Book Review: The Shadow Box by Luanne Rice
By John ValeriFebruary 11, 2021
The Shadow Box by Luanne Rice is a haunting thriller about how far one wife is willing to go to expose the truth―and the lengths someone will go to stop her.
New York Times bestselling author Luanne Rice is a tried-and-true fan favorite. She has written 35 novels that have been translated into 24 languages and adapted for television by CBS, Hallmark, Lifetime, and TNT. While best known for her contemporary/women’s fiction, she has not allowed herself to be confined to any one creative landscape. Last year, she ventured into crime fiction with the Amazon Charts bestselling Last Day; Rice continues that ambitious trajectory with February’s domestic suspense title, The Shadow Box.
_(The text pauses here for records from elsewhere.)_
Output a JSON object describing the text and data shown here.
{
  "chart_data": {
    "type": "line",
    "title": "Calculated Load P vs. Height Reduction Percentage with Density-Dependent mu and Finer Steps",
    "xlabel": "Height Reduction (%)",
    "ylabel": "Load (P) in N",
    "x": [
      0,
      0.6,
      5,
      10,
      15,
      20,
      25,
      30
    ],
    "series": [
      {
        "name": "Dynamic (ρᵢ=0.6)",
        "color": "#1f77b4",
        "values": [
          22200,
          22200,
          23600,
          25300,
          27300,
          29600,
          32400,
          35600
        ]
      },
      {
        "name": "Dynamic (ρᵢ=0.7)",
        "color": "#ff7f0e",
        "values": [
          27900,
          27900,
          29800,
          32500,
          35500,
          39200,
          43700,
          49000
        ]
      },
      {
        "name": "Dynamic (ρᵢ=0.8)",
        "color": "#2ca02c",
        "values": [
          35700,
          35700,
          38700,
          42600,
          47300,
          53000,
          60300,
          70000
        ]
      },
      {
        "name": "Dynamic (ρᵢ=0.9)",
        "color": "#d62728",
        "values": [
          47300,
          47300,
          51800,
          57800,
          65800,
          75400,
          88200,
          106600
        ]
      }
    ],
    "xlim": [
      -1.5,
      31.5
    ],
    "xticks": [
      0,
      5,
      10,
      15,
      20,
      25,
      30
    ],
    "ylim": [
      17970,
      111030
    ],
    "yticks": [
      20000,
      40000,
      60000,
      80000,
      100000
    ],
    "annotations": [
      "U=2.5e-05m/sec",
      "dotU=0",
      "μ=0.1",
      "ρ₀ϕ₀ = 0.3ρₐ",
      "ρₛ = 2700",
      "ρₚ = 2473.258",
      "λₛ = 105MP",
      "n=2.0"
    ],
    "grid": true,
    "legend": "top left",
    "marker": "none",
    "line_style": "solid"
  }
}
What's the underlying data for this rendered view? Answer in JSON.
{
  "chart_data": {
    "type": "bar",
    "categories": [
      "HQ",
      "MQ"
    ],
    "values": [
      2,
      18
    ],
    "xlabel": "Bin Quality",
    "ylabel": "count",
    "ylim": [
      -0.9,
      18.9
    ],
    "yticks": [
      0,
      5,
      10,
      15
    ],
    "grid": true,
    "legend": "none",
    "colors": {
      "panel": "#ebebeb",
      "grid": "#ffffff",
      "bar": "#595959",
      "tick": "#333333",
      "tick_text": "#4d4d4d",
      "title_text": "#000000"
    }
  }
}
On the evening of an exhibit featuring her nature-themed shadow boxes, artist Claire Beaudry Chase fails to appear among the assemblage of family, friends, and fans. Her husband, state’s attorney for Easterly County Connecticut and gubernatorial candidate Griffin Chase, is concerned by this uncharacteristic faux pas and leaves the reception early to check for her at their posh, private Catamount Bluff home; he is assisted in this endeavor by Detective Conor Reid (who also appeared in Last Day). There, in the garage, they find evidence of a struggle: blood, splintered wood, and cut rope. Despite this clear evidence of foul play, there’s no body. Just what became of Claire?
While investigators can’t say what exactly happened to her—or even if she survived the encounter, given the amount of blood left behind—readers know that a grievously injured Claire has escaped into the woods surrounding her waterside property. But what to do now? After all, she is convinced that Griffin is her would-be-murderer—though a mask prevented her from seeing his face—and his deep connections within law enforcement and the community at large leave her skeptical about who, if anybody, she can trust. Especially given the secret she’d been about to reveal. The one that would cost Griffin his political prospects and his freedom. The one that he’d kill to protect.
There are skeletons in Griffin’s closet; there are also keepers of those skeletons. Then, there’s the matter of a boat explosion that kills interior designer Sallie Benson on the same night as Claire’s disappearance. But are the two events related? The narrative alternates perspectives (Claire, Conor, Sallie, etc.) and timeframes, gradually clarifying the crimes at hand, the circumstances that led to them, and the eventual disillusionment of a seemingly charmed life. On a macro level, it’s a study of power, privilege, and perception; on a micro level, it’s a study of how power, privilege, and perception can corrupt a marriage. While Rice may be new to genre fiction, her work has always focused on character, conflict, emotion, and motivation—and those are the things that often define criminal behavior.
The Shadow Box, then, is a captivating read as much for its illuminating portrayal of domestic disenchantment as for its requisite, and robustly handled, mystery elements (which include abuse, kidnapping, murder—and mermen). Indeed, this book stands as a clear example of why crime novels lend themselves so well to explorations of real-world issues. These dark thematic elements are countered by the healing virtues of creativity, nature, and self-determination, which fuel Claire’s redemptive journey. Ultimately, Luanne Rice has given us a deeply affecting meditation on how we both lose and find ourselves, proving once again that she’s a luminary in any, and all, literary realms of her choosing.